Friday, December 16, 2005
You can find a larger version of this picture here.
Tomorrow morning I'll head in to town for a second photo shoot with friends from work. Looking forward to it.
This is from the last shoot downtown. On advice from a friend, I desaturated the photo except for the reflection. I like the feeling of the photo, but I'm unsure how I'm going to see such opportunities on my own.
Wednesday, December 14, 2005
My friend Luke and I talked today after I visited the local liquor store. This store, Binny's Beverage Depot is known around Chicagoland as the area's largest liquor store. They are the size of large grocery stores, but with wine, beer, liquor and cigars.
Luke has been a drinking buddy of mine for about 15 years, and we've had a lot of good times attending beer tastings, and generally just enjoying great drink and cigars.
Today I picked up the Anchor Distillery's single malt rye whiskey, and let me tell you it is as good as one might expect from Fritz Maytag. The man virtually started the micro-brewing explosion in this country with Anchor Steam, and he's gone and started a micro-distillery dedicated to the early American styles of Whiskeys and Gin. I love the Junipero Gin, and now I can say with assurance that he's struck gold again with the Potrero Single Malt Rye Whisky. The whisky is smooth and sweet and complex. I love it.
Luke, this drink is for you.
Tuesday, December 13, 2005
The full-sized version of this image may be found here.
Talking with some friends at work with whom I occaisionally go out shooting, I mentioned how envious I was that each of them appeared to have a good eye for composition, whereas I did not. I am technically very capable with my camera, but I never feel that I am seeing a shot that more artistic photographers see.
My friends came up with a theory. This theory was that I wasn't patient enough when considering a subject, to find that angle or story that existed in the scene. I think they were being kind in disagreeing that I didn't have an essential artistry in my soul, but whatever.
So here was an attempt directly derived from that conversation where I found an interesting sculpture, and instead of taking a complete shot of the whole, tried to find a graceful note in a partial rendering. Comments welcome...
Monday, December 12, 2005
The full-sized version of this image can be found here.
I have this friend. She announced one day that the Aurora Borealis was coming to Northern Illinos, and it would arrive that night around midnight.
So I did some research on photographing the lights at night, and headed out that night to find a place far from Chicago's bright lights. I drove for over an hour to a field by a factory of some sort, that had a very nasty dog guarding it.
I took some test shots, with an exposure of about 30 seconds, and then settled in to wait for the show.
Then time passed some more.
Time was hopelessy repetetive in its dedication to passing. No lights. I was out in that field until past 1am, and then drove home. The next day at work I gave her no end of grief, as all I ended up with were test shots.

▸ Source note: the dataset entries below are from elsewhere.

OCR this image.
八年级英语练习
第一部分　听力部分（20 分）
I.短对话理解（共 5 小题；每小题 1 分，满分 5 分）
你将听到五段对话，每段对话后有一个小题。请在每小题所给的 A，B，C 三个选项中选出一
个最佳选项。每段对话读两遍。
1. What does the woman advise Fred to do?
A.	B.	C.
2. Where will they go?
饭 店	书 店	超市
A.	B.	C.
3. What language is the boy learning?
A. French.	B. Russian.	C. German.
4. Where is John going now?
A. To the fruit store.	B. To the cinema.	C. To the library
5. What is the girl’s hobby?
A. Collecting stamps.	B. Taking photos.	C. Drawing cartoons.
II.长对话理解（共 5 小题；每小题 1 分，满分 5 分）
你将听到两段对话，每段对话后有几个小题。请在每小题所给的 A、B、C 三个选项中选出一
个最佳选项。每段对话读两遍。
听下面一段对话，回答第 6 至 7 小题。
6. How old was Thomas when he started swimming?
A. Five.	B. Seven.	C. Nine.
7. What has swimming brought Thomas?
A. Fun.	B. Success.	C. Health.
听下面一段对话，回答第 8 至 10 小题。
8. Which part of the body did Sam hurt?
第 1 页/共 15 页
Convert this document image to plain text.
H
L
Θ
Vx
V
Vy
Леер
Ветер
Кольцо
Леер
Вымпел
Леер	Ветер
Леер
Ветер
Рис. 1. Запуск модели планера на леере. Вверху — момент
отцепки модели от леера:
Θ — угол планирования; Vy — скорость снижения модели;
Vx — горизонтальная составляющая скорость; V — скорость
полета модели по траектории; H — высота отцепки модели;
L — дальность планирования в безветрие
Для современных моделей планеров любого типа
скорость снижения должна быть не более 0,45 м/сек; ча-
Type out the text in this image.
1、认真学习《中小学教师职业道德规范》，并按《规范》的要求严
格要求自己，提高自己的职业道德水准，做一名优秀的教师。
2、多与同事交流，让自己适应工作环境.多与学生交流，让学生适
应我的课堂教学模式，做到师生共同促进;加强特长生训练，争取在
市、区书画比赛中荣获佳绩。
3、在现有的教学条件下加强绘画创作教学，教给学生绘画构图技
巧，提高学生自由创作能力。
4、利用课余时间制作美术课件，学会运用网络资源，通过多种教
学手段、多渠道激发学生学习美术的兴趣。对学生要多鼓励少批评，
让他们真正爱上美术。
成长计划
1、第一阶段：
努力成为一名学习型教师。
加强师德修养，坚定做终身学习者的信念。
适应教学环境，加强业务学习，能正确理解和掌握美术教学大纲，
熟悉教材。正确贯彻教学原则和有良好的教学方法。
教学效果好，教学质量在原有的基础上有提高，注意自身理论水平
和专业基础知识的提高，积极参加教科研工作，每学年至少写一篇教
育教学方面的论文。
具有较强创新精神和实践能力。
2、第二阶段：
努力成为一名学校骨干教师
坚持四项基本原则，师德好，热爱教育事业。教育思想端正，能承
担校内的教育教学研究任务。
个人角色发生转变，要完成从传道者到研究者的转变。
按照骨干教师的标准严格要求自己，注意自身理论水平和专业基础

Amazingly, I really liked the test shot. The night was very black, and with an exposure so long the sky has a marvelous shade of purple. You can see the beautiful artistry the shot would have created had the lights actually shown and silhouetted that tree. In the lower right you can see the edge of the factory from which the scary dog terrorized me.
Sunday, December 11, 2005
A larger version of the image can be found here.
My wife sent me out to the local forest preserve the other day, having really liked the look of open land in December.
The wide shots of the ground never came out, but one reason I like digital photography is the flexibility in post-prodcution -- I don't have a dark room at home. The resulting photograph is the best of the bunch, and in its way shows Northern Illinois in a kind of stark beauty.
Saturday, December 10, 2005
Friday, December 09, 2005
It's good advice. My problem is that so much is left untaught, and most of it is garbage. How do I find the right lessons from competing messages?
We decorated the Christmas tree tonight. It was a lot of fun. I love some of our ornaments, and the re-discovery of old favorites is so much of the joy. My daughter is six and she has just begun to recognize the continuity of the holidays and is busy try to enjoy the memories.